In 1884, H. A. Newton invited Elkin to become "Astronomer in Charge of the Heliometer" at the Yale University Observatory. Elkin succeeded Newton as the observatory director in 1896. Elkin first used the Yale Heliometer to make measurements of the Pleiades and later a survey of northern stars. Working with Frederick L. Chase and Mason Smith, the heliometer was used to undertake a survey which identified 238 parallaxes. These efforts were noted for their particular accuracy, at least for that time period, and elimination of systematic errors by Frank Schlesinger.

=== Meteor photography ===
Elkin is also recognized as a pioneer of meteor photography and between 1894 and 1910 he captured photographs of around 130 meteor trails. Using two groups of cameras with rotating shutters, an idea first suggested by Jonathan Homer Lane, he was the first to accurately determine meteor velocities.

== Personal life ==
In 1896, he married Catharine Adams in New Haven.
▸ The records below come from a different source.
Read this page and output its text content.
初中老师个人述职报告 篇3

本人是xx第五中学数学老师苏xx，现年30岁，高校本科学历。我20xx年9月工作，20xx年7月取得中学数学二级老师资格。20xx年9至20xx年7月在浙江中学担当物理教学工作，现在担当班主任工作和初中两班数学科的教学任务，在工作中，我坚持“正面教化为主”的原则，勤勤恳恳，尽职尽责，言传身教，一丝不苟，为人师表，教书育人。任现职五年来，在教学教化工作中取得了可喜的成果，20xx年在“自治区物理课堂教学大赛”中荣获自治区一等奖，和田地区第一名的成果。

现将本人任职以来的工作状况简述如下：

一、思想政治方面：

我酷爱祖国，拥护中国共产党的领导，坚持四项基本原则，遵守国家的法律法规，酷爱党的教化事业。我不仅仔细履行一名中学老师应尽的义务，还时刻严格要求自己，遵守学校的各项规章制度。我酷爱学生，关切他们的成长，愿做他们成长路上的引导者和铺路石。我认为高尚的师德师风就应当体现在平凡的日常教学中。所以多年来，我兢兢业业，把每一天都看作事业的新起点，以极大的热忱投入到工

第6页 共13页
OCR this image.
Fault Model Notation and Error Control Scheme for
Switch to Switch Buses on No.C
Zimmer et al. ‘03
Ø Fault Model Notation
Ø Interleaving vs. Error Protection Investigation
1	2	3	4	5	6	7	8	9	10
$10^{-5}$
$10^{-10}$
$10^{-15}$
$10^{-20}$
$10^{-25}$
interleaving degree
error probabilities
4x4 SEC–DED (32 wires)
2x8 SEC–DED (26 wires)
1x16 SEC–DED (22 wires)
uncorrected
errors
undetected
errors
Due to ill health, he retired at age 55, and died on May 30, 1933, aged 78. During his retirement, he pursued music, photography, reading and car mechanics.

== Awards and honors ==
- Foreign Associate of the Royal Astronomical Society of London, 1892.
- Honorary M.A., Yale University, 1893.
- Elected to the National Academy of Sciences, 1895.
- Lalande Prize of the French Academy of Sciences, 1908.
- Honorary Doctorate, University of Christiana, 1911.